Presiden menekankan bahwa pengawasan langsung sangat krusial untuk menjamin kesiapan distribusi kepada rakyat. Kunjungan ke gudang tersebut menjadi representasi dari komitmen pemerintah dalam menjaga kedaulatan pangan di tengah tantangan global.

"Bapak Presiden ingin memastikan secara langsung bahwa cadangan pangan kita, khususnya beras, berada dalam kondisi aman dan siap didistribusikan kepada masyarakat," lanjut Teddy, Sekretaris Kabinet (Seskab).

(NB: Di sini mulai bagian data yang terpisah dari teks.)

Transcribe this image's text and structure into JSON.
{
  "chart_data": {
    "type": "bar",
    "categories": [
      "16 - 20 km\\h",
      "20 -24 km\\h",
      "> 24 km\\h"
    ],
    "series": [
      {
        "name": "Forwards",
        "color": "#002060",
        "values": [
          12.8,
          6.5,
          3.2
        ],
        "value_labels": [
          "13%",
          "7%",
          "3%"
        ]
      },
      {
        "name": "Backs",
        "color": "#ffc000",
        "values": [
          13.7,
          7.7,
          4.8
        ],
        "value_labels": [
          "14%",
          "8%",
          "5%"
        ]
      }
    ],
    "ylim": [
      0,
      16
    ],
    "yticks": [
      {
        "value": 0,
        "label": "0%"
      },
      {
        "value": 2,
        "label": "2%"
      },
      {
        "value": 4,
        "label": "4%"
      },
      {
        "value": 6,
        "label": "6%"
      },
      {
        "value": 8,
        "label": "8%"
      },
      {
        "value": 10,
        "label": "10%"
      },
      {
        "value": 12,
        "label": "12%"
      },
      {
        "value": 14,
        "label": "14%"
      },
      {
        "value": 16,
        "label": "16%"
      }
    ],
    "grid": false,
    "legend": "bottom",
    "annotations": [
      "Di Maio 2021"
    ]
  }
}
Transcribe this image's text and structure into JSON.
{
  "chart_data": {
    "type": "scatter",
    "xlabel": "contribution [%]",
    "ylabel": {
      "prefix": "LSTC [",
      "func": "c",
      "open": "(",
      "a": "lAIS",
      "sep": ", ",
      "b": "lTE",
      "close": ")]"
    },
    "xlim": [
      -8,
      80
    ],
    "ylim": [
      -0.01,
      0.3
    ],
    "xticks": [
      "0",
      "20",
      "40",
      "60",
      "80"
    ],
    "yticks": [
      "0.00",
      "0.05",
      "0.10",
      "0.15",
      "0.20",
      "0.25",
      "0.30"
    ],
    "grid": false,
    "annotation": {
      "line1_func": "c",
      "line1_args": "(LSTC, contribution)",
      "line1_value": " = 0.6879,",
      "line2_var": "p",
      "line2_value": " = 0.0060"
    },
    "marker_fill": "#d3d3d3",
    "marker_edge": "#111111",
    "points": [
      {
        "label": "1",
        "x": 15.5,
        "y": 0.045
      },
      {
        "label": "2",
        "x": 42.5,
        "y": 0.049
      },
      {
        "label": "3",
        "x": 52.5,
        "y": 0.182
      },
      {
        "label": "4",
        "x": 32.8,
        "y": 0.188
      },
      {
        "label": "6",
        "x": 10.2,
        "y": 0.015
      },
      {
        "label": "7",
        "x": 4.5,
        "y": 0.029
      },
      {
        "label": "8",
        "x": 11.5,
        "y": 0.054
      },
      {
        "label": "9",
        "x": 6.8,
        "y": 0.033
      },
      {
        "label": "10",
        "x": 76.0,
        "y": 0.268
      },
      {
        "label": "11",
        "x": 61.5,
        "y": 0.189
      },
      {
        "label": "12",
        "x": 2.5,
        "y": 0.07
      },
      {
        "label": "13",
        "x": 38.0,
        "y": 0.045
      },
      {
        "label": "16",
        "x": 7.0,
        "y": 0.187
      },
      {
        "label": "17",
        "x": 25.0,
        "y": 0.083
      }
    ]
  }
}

Kompleks Gudang Bulog Danurejo diketahui memiliki dua unit bangunan dengan kapasitas total mencapai 7.000 ton yang saat ini dalam kondisi terisi penuh. Seskab menilai tingkat keterisian ini sangat memadai untuk menopang kebutuhan pokok di Kota dan Kabupaten Magelang.

"Bapak Presiden juga menekankan bahwa selain ketersediaan, kualitas beras harus terus dijaga, serta distribusinya harus tepat waktu dan tepat sasaran agar benar-benar dirasakan manfaatnya oleh masyarakat," ujar Teddy, Sekretaris Kabinet (Seskab).

Upaya inspeksi ini merupakan langkah strategis pemerintah untuk memperkuat ketahanan pangan nasional di tengah situasi krisis energi dan pangan dunia. Kehadiran negara dipastikan tetap konsisten dalam memenuhi kebutuhan dasar seluruh lapisan warga.

"Ini merupakan komitmen pemerintah dalam memperkuat ketahanan pangan nasional dan memastikan negara selalu hadir dalam memenuhi kebutuhan dasar rakyat," tutup Teddy, Sekretaris Kabinet (Seskab).

Meskipun konflik di Timur Tengah berdampak pada ketidakpastian harga komoditas global, kondisi ketersediaan barang dan harga di Indonesia dilaporkan tetap kuat serta stabil. Pemerintah terus memperkuat sektor pangan agar tetap mandiri dalam menghadapi fluktuasi ekonomi internasional.